I was stricken at the same time I was alerted to an alteration in the fabric of my small life. How many African Americans are celebrating but also mourning the facts of those who didn't make it to see this day? On the other hand, this was the first time I spoke with his grandfather and we were formal in our shared elation. More importantly, we could admit they were Black. On the way to pick up Henry I congratulated another man, a stranger, and he thanked me. Another head bobbed up from the car he was inspecting and he, too, called out, "Thank you!"

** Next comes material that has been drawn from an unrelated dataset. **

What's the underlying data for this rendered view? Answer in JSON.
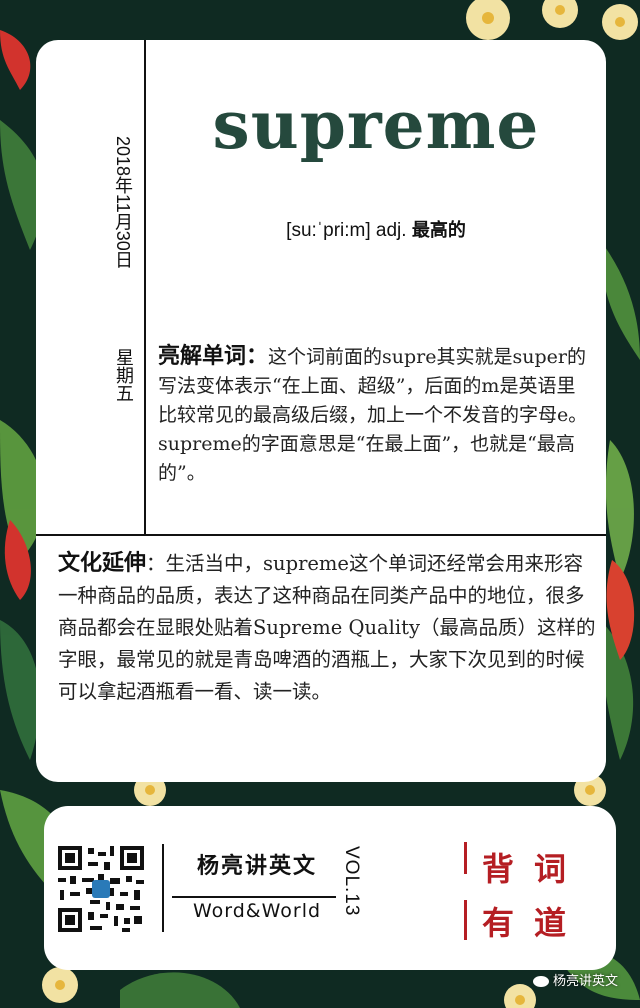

And they were, in fact, thanking me. Thanking me for...congratulating them, recognizing it was their day, an historical threshold, a new dignity. Thanking them for not just walking by as if they were invisible, a thing I do to 98% of the people and dragons on the street anyway but not today. Today one word admitted our difference in color and our hope to make that immaterial. One word recognized the specialness of their color.

As a fat person, I loved it! There are franchises for everyone. No one has to accept invisibility or indignity.

My heart is overfull today. I almost can't carry it any more. I have had pride in many things the United States has done...in the past. The Battle of the Bulge. The Declaration of Independence.

But until today I don't think I have been proud to be an American.

In an elevator later, I realized that we could not have elected Senator Obama without Black people nor could we have elected him without White people. Not to mention the various Olive, Brown, Yellow and Red people who came out and voted against their histories of discremintaion and non-inclusion.

Many many many people did this, one poll lever at a time.

And by the way: Kanga was sweeping up glitter.